Friday, January 06, 2012

Edie and Pop - Ep. 6 - Baby Dentures


When Edie was only six weeks old, she learned how to text.  This is our continuing saga of communication.

EDIE:  Pop!  I saw a baby yesterday and he had teeth.  I need some of those.

POP:  You're only three months old.  You won't get teeth for a while.

EDIE:  But gums are so newborn!  I want some chompers.

POP:   Well, I'm sorry.  Teeth are fickle.  There's no way to tell when they'll come in. It might be in three months or in a year.

EDIE:  How do you know this crap?  Are you a doctor?  Oh my gosh. Wait until I tell the other babies.

POP:   Yeah, I'm a doctor.  That's why I'm home so much.

EDIE:  I'm going to be rich!  Yay! I'm a doctor's baby!  Is Mom a lawyer?  Is that why she's so good at winning arguments with you?

POP:   Hold on. You didn't understand my tone.

EDIE:  I was afraid because of all the paintings and books contained in this tastefully hip living space that I see I'm growing up in that you and Mom were some sort of weirdo idealists that didn't believe in selling out.

POP:  That's us.

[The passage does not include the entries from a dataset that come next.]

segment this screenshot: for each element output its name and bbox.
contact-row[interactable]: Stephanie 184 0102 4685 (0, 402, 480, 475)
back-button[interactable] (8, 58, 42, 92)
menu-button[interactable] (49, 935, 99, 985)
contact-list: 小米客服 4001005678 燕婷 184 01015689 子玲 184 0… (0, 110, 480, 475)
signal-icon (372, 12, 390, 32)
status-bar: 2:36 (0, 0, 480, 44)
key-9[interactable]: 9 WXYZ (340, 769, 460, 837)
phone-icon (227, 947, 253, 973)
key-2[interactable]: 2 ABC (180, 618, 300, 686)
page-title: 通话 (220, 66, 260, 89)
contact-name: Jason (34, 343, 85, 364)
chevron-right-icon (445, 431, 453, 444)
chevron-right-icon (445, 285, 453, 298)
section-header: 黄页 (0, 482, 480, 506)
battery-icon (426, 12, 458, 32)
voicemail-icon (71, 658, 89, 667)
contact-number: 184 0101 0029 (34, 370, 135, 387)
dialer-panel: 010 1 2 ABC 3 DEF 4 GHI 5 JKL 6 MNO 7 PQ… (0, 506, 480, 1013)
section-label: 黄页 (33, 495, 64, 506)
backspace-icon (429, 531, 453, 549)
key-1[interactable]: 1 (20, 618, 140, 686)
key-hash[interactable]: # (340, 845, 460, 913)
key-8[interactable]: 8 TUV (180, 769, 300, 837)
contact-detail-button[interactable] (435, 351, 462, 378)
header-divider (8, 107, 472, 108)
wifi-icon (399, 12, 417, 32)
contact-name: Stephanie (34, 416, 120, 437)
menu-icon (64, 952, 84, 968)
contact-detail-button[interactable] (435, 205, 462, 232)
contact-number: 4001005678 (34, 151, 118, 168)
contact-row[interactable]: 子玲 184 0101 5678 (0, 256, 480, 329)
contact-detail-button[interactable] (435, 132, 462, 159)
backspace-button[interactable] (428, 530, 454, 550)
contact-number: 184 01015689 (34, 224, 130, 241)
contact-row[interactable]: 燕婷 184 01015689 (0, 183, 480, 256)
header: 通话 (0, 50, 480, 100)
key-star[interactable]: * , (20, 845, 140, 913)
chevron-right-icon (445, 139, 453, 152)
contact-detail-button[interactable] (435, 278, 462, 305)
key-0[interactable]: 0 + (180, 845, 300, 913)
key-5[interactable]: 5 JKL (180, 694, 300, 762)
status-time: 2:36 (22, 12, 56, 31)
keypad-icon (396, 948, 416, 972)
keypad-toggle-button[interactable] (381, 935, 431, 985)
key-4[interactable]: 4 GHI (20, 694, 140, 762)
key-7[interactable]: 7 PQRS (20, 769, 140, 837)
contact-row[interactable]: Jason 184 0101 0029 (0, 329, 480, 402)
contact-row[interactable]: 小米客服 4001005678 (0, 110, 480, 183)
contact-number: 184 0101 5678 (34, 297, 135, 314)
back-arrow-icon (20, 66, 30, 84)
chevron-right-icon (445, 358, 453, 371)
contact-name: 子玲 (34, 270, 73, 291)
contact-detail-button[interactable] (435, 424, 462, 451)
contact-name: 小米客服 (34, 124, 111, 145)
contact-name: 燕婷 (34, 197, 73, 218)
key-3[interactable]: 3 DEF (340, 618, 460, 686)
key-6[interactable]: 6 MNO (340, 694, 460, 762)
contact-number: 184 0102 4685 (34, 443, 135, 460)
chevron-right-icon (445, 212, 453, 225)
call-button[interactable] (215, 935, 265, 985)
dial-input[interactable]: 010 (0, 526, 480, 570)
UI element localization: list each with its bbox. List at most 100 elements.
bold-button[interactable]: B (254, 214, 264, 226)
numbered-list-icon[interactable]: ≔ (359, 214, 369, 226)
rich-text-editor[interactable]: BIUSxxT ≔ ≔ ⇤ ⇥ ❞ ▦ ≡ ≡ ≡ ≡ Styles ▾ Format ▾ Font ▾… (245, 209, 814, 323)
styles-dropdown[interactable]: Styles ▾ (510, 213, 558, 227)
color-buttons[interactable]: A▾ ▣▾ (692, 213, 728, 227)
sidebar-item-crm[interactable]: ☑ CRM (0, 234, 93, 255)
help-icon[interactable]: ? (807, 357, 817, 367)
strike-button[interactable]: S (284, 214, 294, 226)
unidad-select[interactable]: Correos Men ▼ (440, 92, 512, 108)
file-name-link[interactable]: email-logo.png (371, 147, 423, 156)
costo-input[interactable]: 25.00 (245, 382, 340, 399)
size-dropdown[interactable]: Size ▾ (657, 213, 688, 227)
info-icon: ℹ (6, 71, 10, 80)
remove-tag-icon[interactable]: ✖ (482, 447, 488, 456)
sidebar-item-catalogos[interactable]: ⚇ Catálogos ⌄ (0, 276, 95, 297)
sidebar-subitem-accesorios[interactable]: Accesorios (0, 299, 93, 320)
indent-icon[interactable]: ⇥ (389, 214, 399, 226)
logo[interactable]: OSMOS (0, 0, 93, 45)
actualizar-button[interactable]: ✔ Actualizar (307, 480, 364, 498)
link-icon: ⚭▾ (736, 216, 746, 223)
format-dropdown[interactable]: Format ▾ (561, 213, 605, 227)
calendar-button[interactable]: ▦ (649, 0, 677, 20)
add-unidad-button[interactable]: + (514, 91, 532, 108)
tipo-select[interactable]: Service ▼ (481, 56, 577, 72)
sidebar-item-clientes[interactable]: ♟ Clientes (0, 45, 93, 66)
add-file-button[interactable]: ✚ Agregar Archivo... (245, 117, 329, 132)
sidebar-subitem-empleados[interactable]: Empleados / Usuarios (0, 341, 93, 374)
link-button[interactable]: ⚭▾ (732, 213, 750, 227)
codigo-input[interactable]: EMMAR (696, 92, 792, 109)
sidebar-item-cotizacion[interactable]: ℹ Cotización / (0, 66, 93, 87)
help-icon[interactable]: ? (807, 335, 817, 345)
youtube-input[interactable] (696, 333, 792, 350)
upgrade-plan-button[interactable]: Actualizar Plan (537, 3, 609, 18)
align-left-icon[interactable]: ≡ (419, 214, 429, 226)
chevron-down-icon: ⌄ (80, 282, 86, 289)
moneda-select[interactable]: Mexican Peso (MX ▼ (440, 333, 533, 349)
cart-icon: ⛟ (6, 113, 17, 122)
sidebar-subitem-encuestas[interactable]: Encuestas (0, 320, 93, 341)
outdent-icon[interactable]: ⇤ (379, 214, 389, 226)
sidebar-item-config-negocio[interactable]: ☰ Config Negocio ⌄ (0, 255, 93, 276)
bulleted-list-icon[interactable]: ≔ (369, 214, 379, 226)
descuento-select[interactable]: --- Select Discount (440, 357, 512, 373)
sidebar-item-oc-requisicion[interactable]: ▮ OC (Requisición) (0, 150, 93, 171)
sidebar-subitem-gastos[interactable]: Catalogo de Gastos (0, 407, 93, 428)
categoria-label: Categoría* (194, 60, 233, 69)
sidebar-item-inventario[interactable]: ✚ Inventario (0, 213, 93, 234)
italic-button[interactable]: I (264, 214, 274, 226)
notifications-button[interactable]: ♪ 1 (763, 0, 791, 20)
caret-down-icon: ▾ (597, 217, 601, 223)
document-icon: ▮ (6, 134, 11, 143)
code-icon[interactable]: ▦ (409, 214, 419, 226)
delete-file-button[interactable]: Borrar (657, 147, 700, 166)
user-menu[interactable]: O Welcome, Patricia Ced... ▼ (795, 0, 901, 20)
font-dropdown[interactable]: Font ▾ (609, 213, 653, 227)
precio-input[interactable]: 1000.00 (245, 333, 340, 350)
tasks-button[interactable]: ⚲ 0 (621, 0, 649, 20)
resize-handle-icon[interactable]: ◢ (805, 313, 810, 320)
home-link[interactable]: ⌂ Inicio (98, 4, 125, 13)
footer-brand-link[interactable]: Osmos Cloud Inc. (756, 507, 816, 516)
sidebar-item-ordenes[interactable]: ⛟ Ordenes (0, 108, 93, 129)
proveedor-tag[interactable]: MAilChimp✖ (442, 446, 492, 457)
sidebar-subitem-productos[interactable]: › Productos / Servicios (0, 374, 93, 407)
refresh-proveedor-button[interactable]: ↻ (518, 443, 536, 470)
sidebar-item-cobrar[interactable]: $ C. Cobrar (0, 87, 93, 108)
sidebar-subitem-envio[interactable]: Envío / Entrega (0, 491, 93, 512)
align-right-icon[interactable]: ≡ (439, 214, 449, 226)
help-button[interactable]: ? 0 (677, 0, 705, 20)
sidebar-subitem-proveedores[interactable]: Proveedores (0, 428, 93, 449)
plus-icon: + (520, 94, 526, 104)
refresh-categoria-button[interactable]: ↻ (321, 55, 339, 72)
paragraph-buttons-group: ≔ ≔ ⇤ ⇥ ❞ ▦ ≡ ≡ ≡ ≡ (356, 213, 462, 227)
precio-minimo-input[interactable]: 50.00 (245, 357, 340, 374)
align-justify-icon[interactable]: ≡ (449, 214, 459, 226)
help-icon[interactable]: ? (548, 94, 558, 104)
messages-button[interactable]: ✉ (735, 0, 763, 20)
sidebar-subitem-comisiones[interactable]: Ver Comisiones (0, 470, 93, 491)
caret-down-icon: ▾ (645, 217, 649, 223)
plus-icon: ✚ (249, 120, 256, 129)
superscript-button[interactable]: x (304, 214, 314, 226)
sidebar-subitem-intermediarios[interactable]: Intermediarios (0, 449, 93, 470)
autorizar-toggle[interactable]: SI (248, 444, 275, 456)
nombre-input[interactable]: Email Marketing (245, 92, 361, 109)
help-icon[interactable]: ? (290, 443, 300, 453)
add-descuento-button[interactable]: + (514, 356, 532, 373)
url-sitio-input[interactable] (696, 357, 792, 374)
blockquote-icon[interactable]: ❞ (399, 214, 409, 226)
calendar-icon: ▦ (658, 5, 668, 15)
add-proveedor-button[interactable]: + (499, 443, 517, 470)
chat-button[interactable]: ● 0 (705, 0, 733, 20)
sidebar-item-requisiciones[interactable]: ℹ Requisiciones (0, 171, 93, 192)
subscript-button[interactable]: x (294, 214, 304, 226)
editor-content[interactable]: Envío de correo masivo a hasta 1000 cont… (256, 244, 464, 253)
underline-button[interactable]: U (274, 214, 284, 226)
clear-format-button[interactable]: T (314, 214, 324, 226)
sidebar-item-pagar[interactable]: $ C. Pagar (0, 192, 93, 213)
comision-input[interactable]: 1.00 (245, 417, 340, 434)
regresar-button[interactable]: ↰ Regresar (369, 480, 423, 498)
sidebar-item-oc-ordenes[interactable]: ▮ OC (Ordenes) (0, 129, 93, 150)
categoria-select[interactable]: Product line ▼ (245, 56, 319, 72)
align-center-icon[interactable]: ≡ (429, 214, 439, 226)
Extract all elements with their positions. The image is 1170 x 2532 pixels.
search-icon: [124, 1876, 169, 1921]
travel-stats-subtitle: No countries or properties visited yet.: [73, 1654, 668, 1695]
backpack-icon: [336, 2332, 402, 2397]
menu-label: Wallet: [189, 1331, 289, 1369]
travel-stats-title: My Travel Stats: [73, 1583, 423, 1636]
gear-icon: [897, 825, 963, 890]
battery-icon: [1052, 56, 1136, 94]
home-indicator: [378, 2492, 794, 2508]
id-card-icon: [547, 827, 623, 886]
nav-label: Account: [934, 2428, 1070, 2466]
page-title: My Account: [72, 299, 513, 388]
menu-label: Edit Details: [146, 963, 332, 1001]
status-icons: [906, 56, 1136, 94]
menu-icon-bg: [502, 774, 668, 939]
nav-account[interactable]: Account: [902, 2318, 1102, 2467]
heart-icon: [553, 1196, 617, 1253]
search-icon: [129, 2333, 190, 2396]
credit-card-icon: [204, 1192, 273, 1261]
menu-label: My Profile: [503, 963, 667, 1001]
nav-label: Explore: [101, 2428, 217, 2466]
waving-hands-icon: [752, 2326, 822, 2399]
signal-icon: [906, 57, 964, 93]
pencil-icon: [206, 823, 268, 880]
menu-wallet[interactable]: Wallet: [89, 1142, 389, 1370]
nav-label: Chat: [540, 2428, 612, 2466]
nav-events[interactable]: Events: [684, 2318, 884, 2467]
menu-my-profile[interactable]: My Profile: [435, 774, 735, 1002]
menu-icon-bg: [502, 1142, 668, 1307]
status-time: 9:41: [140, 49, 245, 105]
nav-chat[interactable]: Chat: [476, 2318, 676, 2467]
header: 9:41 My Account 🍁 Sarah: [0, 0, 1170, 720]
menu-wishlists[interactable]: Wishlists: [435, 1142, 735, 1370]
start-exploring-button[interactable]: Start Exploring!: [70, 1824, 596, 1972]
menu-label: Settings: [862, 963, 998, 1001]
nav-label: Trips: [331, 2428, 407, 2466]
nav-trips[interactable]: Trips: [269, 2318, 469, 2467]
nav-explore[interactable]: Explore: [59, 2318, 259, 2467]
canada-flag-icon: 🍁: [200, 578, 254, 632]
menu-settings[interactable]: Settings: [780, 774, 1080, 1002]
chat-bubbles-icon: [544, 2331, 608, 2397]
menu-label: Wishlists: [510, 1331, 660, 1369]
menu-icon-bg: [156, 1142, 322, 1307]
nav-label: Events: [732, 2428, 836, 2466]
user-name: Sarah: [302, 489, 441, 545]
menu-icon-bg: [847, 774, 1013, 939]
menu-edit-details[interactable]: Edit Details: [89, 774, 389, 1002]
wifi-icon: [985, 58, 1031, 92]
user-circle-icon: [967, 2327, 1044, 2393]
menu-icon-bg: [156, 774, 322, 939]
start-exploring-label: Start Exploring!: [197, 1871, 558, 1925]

Weirdo idealists.

EDIE:  Wait. Which one is the joke?  Are you and Mom loaded or not?

POP:  We're in the arts.

EDIE:  Noooooooooooooooooooooooooooooooooo!!!!!!

POP:   Hey, hey. Stop crying.  Your Mom is trying to sleep.

EDIE:  Oh, great.  Is she getting her subjective beauty sleep?  So she can wake up and add more pretention to the world?

POP:   Hey, little girl, art is how you came about.

EDIE:  Oh, really?  You composed me as a poem and then Mom interpreted me into existence via dance?  No, wait. Did you paint a picture and then sing me out of the wet canvas?

POP:   Are these euphemisms or are you just being obtuse?

EDIE:  What words are those?! Art words? Poor smart people words?

POP:   You know, I am going to find you a doctor dad.  As soon as we get done here, I'm putting you up for adoption on some medical craigslist.  Ugh. Obtuse means difficult to understand.  Euphemism is making a suggestive synonym for sex.

EDIE:  What's sex?

POP:   What? You don't? Ooooh.  Nope. I'm not doing this now.  Let's get back to teeth.

EDIE:  What is sex? What is it?

POP:   No way.  You're going to have to wait 12 more years before we have this talk.  Or hear it from one of your middle school friend's slutty sisters.

EDIE:  What is IT?!  I need to know.  Don't make me learn how to crawl so I can get to a computer that is hopefully on the floor and not password protected and google this.

POP:   Soooo teeth are a fickle part of the body. It's not a milestone in development, it just happens whenever the body is ready.

EDIE:  Just a hint. Puh-lease.

POP:  Don't do that.  Don't attach pictures of you with your duck pacifier. You know I can't handle that level of cuteness.

EDIE:  Just buy me some baby dentures until my real ones come and tell me all about this mysterious s-e-x.

POP:   I just shivered slash gagged at the thought of a baby with a full set of teeth.

EDIE:  You're stalling. My lawyer Mom would have already told me. Because she'd be too busy making money.

POP:   What's your obsession with money?

EDIE:  I want a solid gold diaper!  Go get a real job, Art School!

POP:   Fine. You want to know what sex is?  It's when two people hopefully might possibly love each other...

EDIE:  Ew, there's love?! Gross. Shut it down!

1 comment:

  1. I was enjoying this until i saw the photo with the duck pacifier. That's when she blinded me with cuteness and made me forget what i had read.